GitSetting Up an Editor

Setting Up an Editor

Git needs an editor for two common tasks: writing commit messages (when you run git commit without -m) and editing interactive rebase scripts. By default Git uses vi on macOS/Linux and Notepad on Windows. If neither is what you want, tell Git which editor to use instead.

Setting the default editor

core.editor

Bash
# Visual Studio Code
git config --global core.editor "code --wait"

# Sublime Text
git config --global core.editor "subl -n -w"

# Atom
git config --global core.editor "atom --wait"

# JetBrains editors (e.g., WebStorm, IntelliJ)
git config --global core.editor "webstorm --wait"

# Neovim
git config --global core.editor "nvim"

# Vim
git config --global core.editor "vim"

# Nano (easiest if you've never used a terminal editor)
git config --global core.editor "nano"

# Notepad++ on Windows
git config --global core.editor "'C:/Program Files/Notepad++/notepad++.exe' -multiInst -notabbar -nosession -noPlugin"
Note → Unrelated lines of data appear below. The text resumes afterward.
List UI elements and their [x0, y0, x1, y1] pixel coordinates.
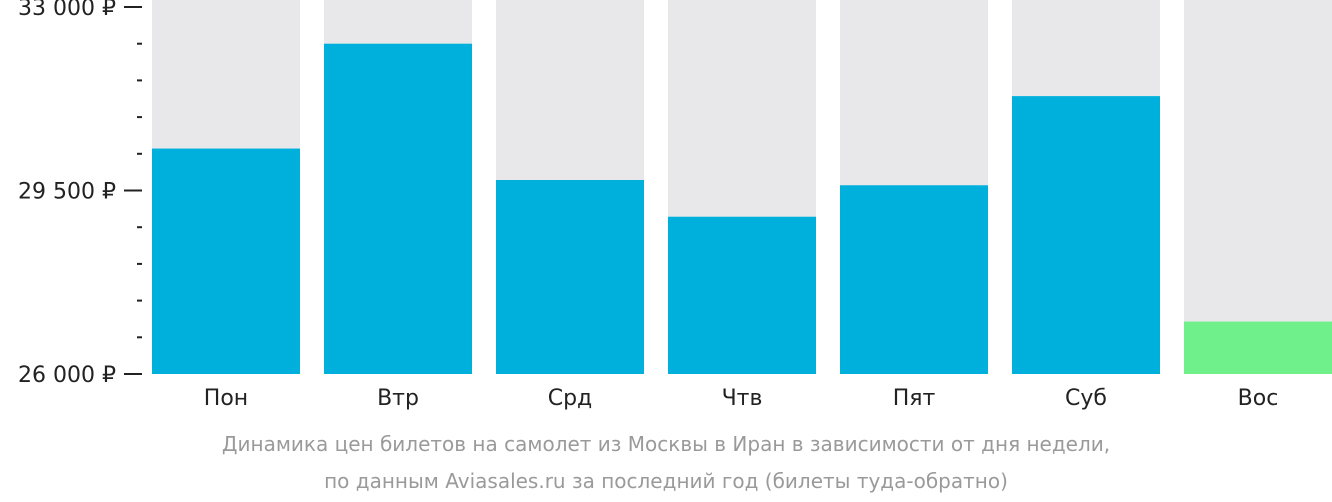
x-axis: Пон Втр Срд Чтв Пят Суб Вос [204, 386, 1279, 411]
bar-6[interactable] [1012, 96, 1160, 374]
chart-caption-line-1: Динамика цен билетов на самолет из Москв… [221, 432, 1111, 456]
bars [152, 0, 1332, 374]
bar-2[interactable] [324, 43, 472, 374]
y-tick-label: 29 500 ₽ [18, 180, 116, 205]
bar-7[interactable] [1184, 321, 1332, 374]
y-axis: 33 000 ₽ 29 500 ₽ 26 000 ₽ [18, 0, 142, 388]
x-tick-label: Вос [1238, 386, 1279, 411]
x-tick-label: Пят [893, 386, 936, 411]
x-tick-label: Суб [1065, 386, 1107, 411]
x-tick-label: Срд [548, 386, 593, 411]
bar-background [1184, 0, 1332, 374]
x-tick-label: Пон [204, 386, 248, 411]
x-tick-label: Чтв [722, 386, 763, 411]
bar-4[interactable] [668, 216, 816, 374]
y-tick-label: 33 000 ₽ [18, 0, 116, 21]
y-tick-label: 26 000 ₽ [18, 363, 116, 388]
chart-caption-line-2: по данным Aviasales.ru за последний год … [324, 469, 1008, 493]
bar-5[interactable] [840, 185, 988, 374]
x-tick-label: Втр [377, 386, 419, 411]
bar-1[interactable] [152, 148, 300, 374]
bar-3[interactable] [496, 180, 644, 374]
price-by-weekday-chart: 33 000 ₽ 29 500 ₽ 26 000 ₽ Пон Втр Срд Чтв Пят… [18, 0, 1332, 411]
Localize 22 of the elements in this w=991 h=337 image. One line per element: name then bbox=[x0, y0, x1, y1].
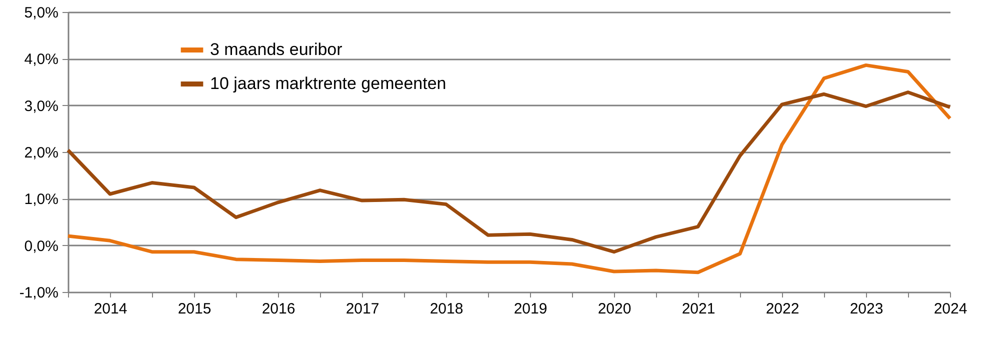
y-tick-label: 1,0% bbox=[24, 191, 58, 208]
x-tick-label: 2022 bbox=[766, 300, 800, 318]
x-tick-label: 2017 bbox=[346, 300, 380, 318]
x-tick-label: 2014 bbox=[94, 300, 128, 318]
y-tick-label: -1,0% bbox=[19, 284, 58, 302]
line-series bbox=[66, 63, 952, 274]
x-tick-label: 2018 bbox=[430, 300, 464, 318]
x-tick-label: 2016 bbox=[262, 300, 296, 318]
legend-label: 3 maands euribor bbox=[210, 40, 343, 59]
legend-label: 10 jaars marktrente gemeenten bbox=[210, 74, 446, 93]
x-tick-label: 2019 bbox=[514, 300, 548, 318]
line-series bbox=[66, 90, 952, 254]
y-tick-label: 2,0% bbox=[24, 144, 58, 162]
x-tick-label: 2023 bbox=[850, 300, 884, 318]
y-tick-label: 4,0% bbox=[24, 51, 58, 68]
x-tick-label: 2020 bbox=[598, 300, 632, 318]
x-tick-label: 2015 bbox=[178, 300, 212, 318]
y-tick-label: 0,0% bbox=[24, 238, 58, 255]
y-tick-label: 3,0% bbox=[24, 98, 58, 115]
y-tick-label: 5,0% bbox=[24, 4, 58, 22]
x-tick-label: 2024 bbox=[934, 300, 968, 318]
x-tick-label: 2021 bbox=[682, 300, 716, 318]
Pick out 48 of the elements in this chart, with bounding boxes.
# Plain Notepad on Windows
git config --global core.editor "notepad"
Why --wait?
GUI editors like VS Code or Sublime spawn a window and return control to the terminal immediately. Git would think you already finished. The `--wait` flag (or `-w`) tells the editor to block until you close the file — which is exactly what Git needs.
The order Git uses to find an editor

Git checks, in order:

  • GIT_EDITOR environment variable

  • core.editor from git config

  • VISUAL environment variable

  • EDITOR environment variable

  • Falls back to vi (or Notepad on Windows)
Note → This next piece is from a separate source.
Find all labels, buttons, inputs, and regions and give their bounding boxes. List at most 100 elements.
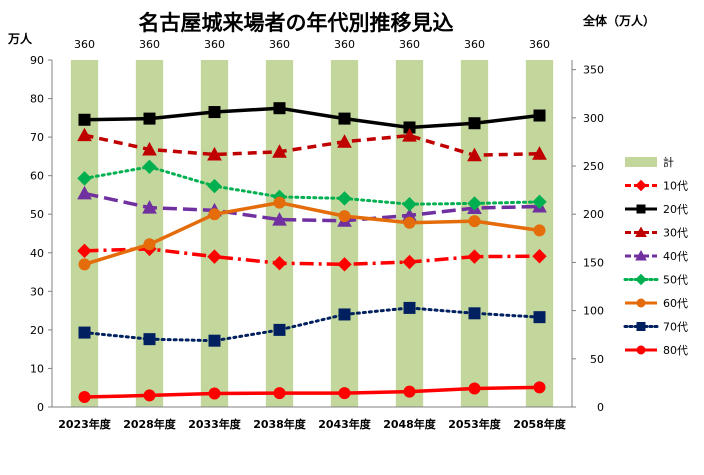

If you have EDITOR set already (many developers do, for crontab, sudoedit, etc.), you may not need to set core.editor at all — Git will find it.
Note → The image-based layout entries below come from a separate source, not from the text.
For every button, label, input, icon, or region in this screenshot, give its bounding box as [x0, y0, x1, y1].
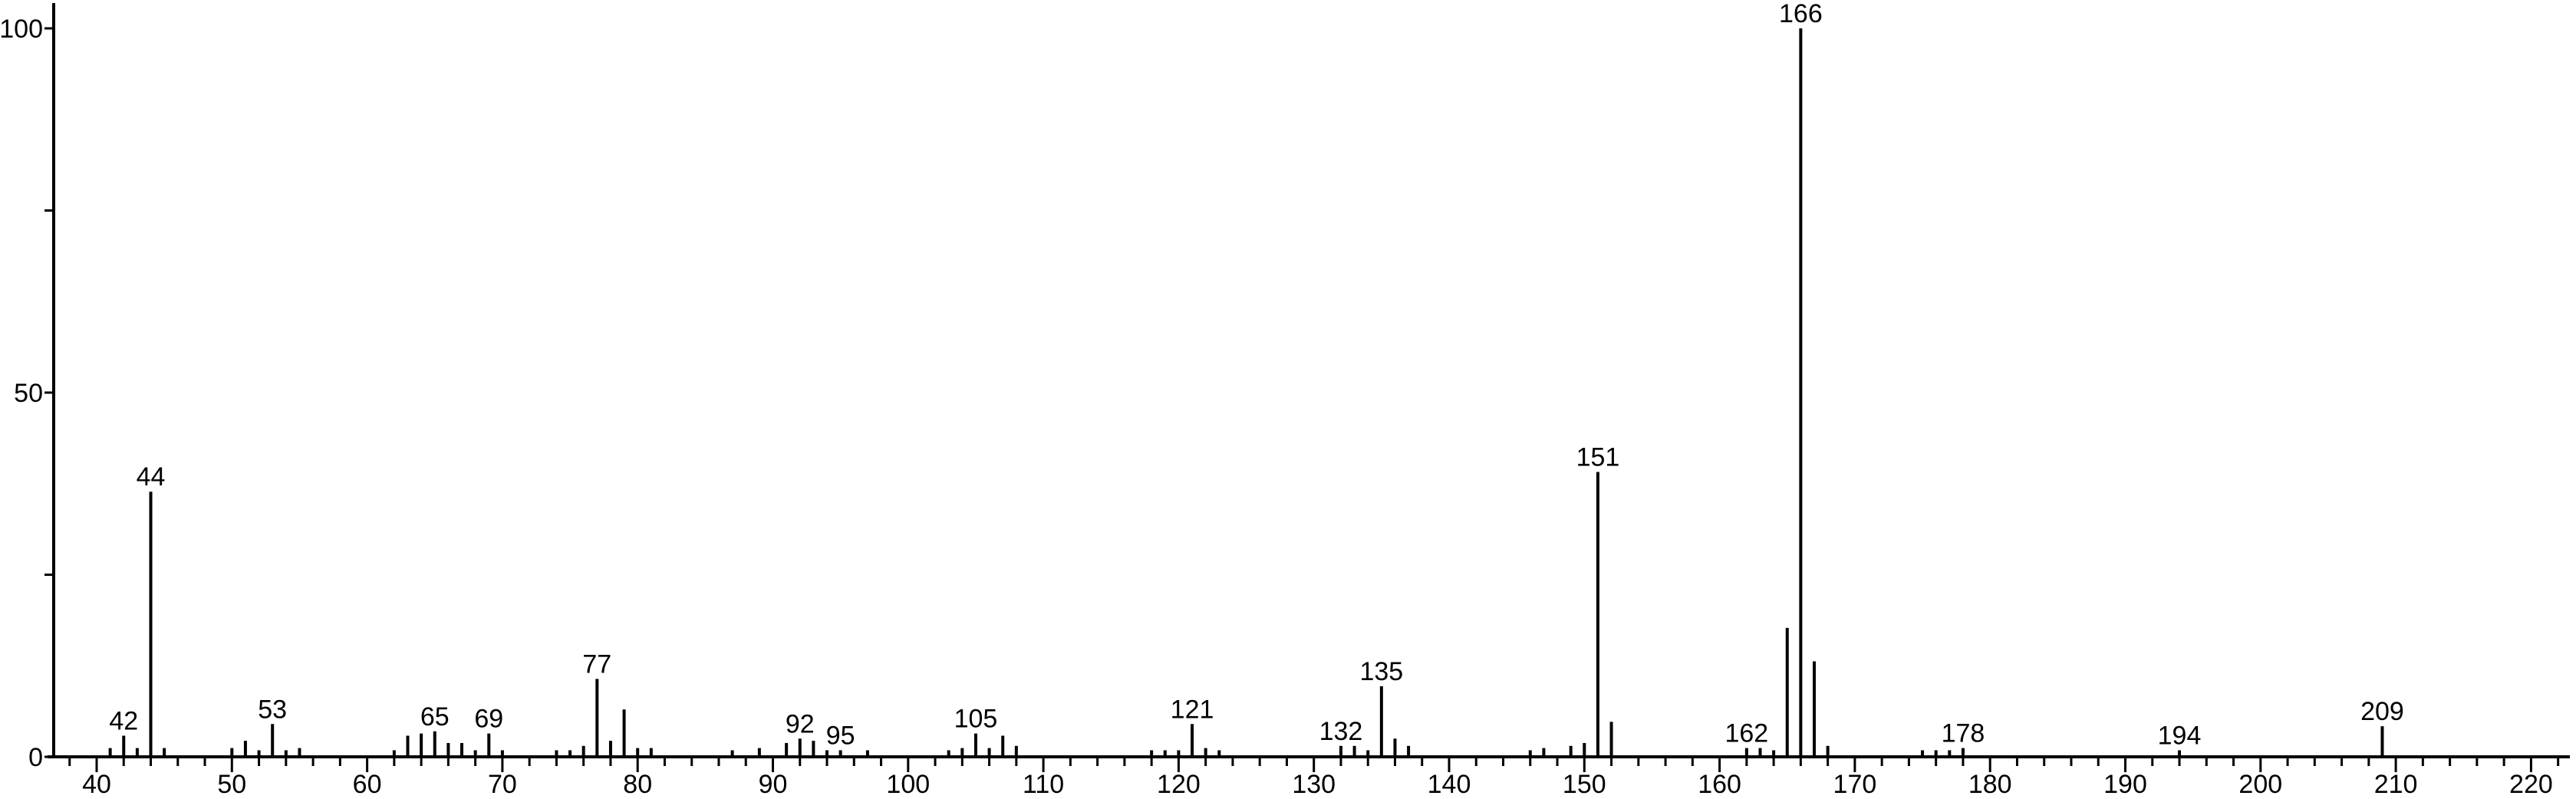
y-tick-label: 0: [28, 743, 43, 772]
x-tick-label: 40: [82, 770, 111, 799]
peak-label-132: 132: [1319, 717, 1363, 746]
x-tick-label: 90: [759, 770, 788, 799]
x-tick-label: 120: [1157, 770, 1201, 799]
x-tick-label: 170: [1833, 770, 1877, 799]
x-tick-label: 200: [2238, 770, 2282, 799]
x-tick-label: 150: [1563, 770, 1606, 799]
peak-label-105: 105: [954, 705, 998, 734]
x-tick-label: 100: [886, 770, 930, 799]
y-tick-label: 100: [0, 15, 43, 44]
x-tick-label: 210: [2374, 770, 2418, 799]
peak-label-151: 151: [1576, 443, 1620, 472]
peak-label-121: 121: [1171, 695, 1214, 724]
peak-label-53: 53: [258, 695, 287, 724]
x-tick-label: 220: [2509, 770, 2553, 799]
peak-label-209: 209: [2360, 697, 2404, 726]
x-tick-label: 190: [2103, 770, 2147, 799]
peak-label-178: 178: [1942, 719, 1985, 748]
x-tick-label: 180: [1968, 770, 2012, 799]
y-tick-label: 50: [14, 379, 43, 408]
peak-label-95: 95: [826, 721, 855, 750]
x-tick-label: 160: [1698, 770, 1741, 799]
peak-label-162: 162: [1724, 719, 1768, 748]
x-tick-label: 60: [353, 770, 382, 799]
peak-label-69: 69: [474, 705, 503, 734]
peak-label-166: 166: [1779, 0, 1823, 28]
peak-label-42: 42: [109, 706, 138, 735]
peak-label-65: 65: [420, 702, 450, 732]
x-tick-label: 140: [1428, 770, 1471, 799]
axes: 0 50 100 40 50 60 70 80 90 100 110 120 130 140 150 160 1…: [0, 3, 2570, 799]
peaks: [108, 28, 2384, 757]
x-tick-label: 70: [488, 770, 517, 799]
peak-labels: 42 44 53 65 69 77 92 95 105 121 132 135 151 162 166 178…: [109, 0, 2403, 750]
x-tick-label: 110: [1023, 770, 1064, 799]
peak-label-194: 194: [2158, 721, 2202, 750]
x-tick-label: 80: [623, 770, 652, 799]
x-tick-label: 130: [1292, 770, 1336, 799]
peak-label-77: 77: [582, 649, 611, 679]
peak-label-92: 92: [786, 709, 815, 738]
x-tick-label: 50: [217, 770, 246, 799]
peak-label-44: 44: [137, 462, 166, 492]
peak-label-135: 135: [1359, 657, 1403, 686]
Set up VS Code as the editor (most common)

VS Code is by far the most popular editor in 2025. To wire it up:

Step 1: install VS Code

Bash
# Make sure 'code' works in your terminal.
# On macOS, open VS Code → Command Palette → "Shell Command: Install 'code' command in PATH"
# On Linux, install the .deb / .rpm.
# On Windows, the installer adds it to PATH by default.

code --version

Step 2: tell Git to use it

Bash
git config --global core.editor "code --wait"

Step 3: also use VS Code as the diff/merge tool (optional)

Bash
git config --global merge.tool vscode
git config --global mergetool.vscode.cmd 'code --wait --merge $REMOTE $LOCAL $BASE $MERGED'

git config --global diff.tool vscode
git config --global difftool.vscode.cmd 'code --wait --diff $LOCAL $REMOTE'
Testing it

Make a commit without -m

Bash
cd some-git-repo
echo "test" > demo.txt
git add demo.txt
git commit
# Your editor should open with the commit message template
The commit message template

When the editor opens for a commit, you see something like:

Commit message buffer

Text

# Please enter the commit message for your changes. Lines starting
# with '#' will be ignored, and an empty message aborts the commit.
#
# On branch main
# Changes to be committed:
#       new file:   demo.txt
#

Type your message on the first line, save, and close the file. Git takes everything you wrote (minus comment lines) as the commit message.

Setting a personal commit message template

If your team uses a structured format, you can pre-populate the editor with a template.

~/.gitmessage

Bash
# <type>(<scope>): <subject>     (max 50 chars)
# |<--    body (max 72 chars per line)    -->|
#
# Why?
#
# Refs: #issue-id

Point Git at it

Bash
git config --global commit.template ~/.gitmessage
Common problems
  • “The git editor opened but Git did not wait for me.” You forgot the --wait flag. Add it.

  • “My editor command is not found.” Open a fresh terminal so the new PATH takes effect; verify with which code (macOS/Linux) or where code (Windows).

  • “I am stuck in vi.” Press Esc then type :wq and press Enter to save & quit, or :q! to quit without saving. Then git config --global core.editor "nano" so it does not happen again.

  • “Sublime never lets me commit.” Use subl -n -w-n opens a new window, -w blocks until close.

Tip
Whatever editor you pick, get comfortable with `Esc Esc Esc` — the universal “oh no get me out of here” — and remember that you can always abort a commit with an empty message; Git will cancel the commit cleanly.